8 thoughts on “What Happens in the Inner Ear with Meniere’s Disease.

  1. My hubby has this. It has been a struggle to explain what it is exactly. We have to continuously remind friends of why we can’t go out to eat, or see a loud movie on the big screen. Now I think I’ll just pop up this video and let it explain.

    • Hope this will help them. It’s really hard for outside people to understand. I use to always get people saying “oh, so it’s like being drunk?” I always reply with “at least your spinning stops when you throw up.”
      It can be frustrating but the more we get people to understand, the more others get help. You would be surprised at how many people suffer without knowing it’s Meniere’s.
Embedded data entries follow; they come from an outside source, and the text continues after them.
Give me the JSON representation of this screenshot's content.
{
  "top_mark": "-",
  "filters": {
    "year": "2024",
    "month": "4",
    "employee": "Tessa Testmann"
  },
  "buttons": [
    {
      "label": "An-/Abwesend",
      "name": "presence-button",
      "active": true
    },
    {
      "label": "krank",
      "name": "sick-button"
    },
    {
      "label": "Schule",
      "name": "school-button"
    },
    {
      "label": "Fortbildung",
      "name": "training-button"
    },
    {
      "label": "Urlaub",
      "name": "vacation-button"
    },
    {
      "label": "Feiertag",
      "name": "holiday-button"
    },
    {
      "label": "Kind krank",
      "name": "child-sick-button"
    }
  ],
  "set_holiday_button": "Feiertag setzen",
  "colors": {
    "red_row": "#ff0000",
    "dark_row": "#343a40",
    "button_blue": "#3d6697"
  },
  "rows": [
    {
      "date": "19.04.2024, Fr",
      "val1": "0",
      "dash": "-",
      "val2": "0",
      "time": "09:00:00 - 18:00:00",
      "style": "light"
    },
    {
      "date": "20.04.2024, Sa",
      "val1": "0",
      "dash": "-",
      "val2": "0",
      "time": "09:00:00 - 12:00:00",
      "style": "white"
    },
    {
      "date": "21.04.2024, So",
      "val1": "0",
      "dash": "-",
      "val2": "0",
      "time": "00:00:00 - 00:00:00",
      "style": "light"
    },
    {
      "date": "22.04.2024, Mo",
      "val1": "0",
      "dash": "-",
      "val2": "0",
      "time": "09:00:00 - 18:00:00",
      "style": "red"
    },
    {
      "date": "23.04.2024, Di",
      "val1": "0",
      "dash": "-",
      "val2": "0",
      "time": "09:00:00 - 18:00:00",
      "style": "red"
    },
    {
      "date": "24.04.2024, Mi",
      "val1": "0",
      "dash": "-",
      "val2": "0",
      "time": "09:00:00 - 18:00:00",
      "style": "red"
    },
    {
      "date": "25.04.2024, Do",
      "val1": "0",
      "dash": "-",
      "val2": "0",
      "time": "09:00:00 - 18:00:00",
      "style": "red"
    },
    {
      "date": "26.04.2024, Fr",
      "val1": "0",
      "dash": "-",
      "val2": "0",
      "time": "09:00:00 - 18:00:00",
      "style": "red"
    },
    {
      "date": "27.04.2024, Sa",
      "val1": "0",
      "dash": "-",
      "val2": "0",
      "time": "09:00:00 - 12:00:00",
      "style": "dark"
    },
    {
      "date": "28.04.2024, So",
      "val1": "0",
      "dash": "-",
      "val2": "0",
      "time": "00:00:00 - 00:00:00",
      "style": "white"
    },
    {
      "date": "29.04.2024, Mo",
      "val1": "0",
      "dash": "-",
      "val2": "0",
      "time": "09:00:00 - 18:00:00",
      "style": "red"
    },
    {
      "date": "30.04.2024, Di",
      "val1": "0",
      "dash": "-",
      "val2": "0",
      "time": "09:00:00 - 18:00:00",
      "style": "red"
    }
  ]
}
      • I know, that’s so nuts! It took years to figure out that was what my husband has. I hope you have found some ways to deal. He finally has. I’m sure it’s different for everyone.

      • When I got the Meniett Device back in 2002, the severe attacks really slowed down. Then with a little research & a great ENT, found out airborne allergies are a thought to be linked to MD. I got that under control. Also had a deviated Septum fixed & the Sinus Balloon procedure done. Haven’t had any sinus infections in 2yrs & I can’t remember when I used the Meniett Device.
        I’m glad your husband figured how to deal with his. I run 2 support groups on Facebook & you are so right about Meniere’s being different for everyone. It’s good to be able to share notes because there could be something a person didn’t think of trying.

      • Oh wow. Very interesting. He saw a new ENT who wanted to fix his sinuses but he seemed like a surgery pusher, so we didn’t really give it much though. Maybe I’ll tell him your results. Wish insurance would cover the Meniett.

  2. My insurance didn’t cover the Meniett because it was considered experimental in 2002. My husband didn’t think twice about going to the bank for a loan. I was having severe vertigo attacks every other day for at least 14hrs at a time. But I would suggest at least getting the tympanostomy tube in the ear drum to vent our the pressure http://emedicine.medscape.com/article/1890757-overview . You have to have that to use the Meniett but when he first put it in it was like someone let air out of a balloon. The really severe parts of an attack got better. As for the allergies, I had sinus & ear infections all the time that pushed out the tube. It seemed like every other month I was on antibiotics & a steroid pak. I finally said something else must be going on. That’s when I had an allergy test done. I am allergic to 6 different airborne things. If I get into a lot of dust or grass I start to feel a little dizzy. Before I just thought it was the MD. So I take allergy meds & wear a mask as needed. The surgery was the next step because I tried allergy shots for all six things at once & it was too much. I had really bad infections. Going to try maybe one thing at a time, like grass allergen. I would highly recommend the surgeries though. If he does not have good drainage areas that just keeps everything inflamed & it eventually would start cause vertigo problems.

    You may already know this but caffeine & sodium are big triggers with me. I had to go to nothing then slowly learning how much I could have. Also I have to limit my beef intake because that is a trigger. I do take a prescribed water pill. But if the doctor already mentioned the sinus issues I think he should consider it. I believe that is was the underlying problem that let to MD & a few other things. If you can’t find the root of a problem it hard for every thing else to get better. I know doctors say they don’t know what causes MD but we can go on theories which seems to be working for me.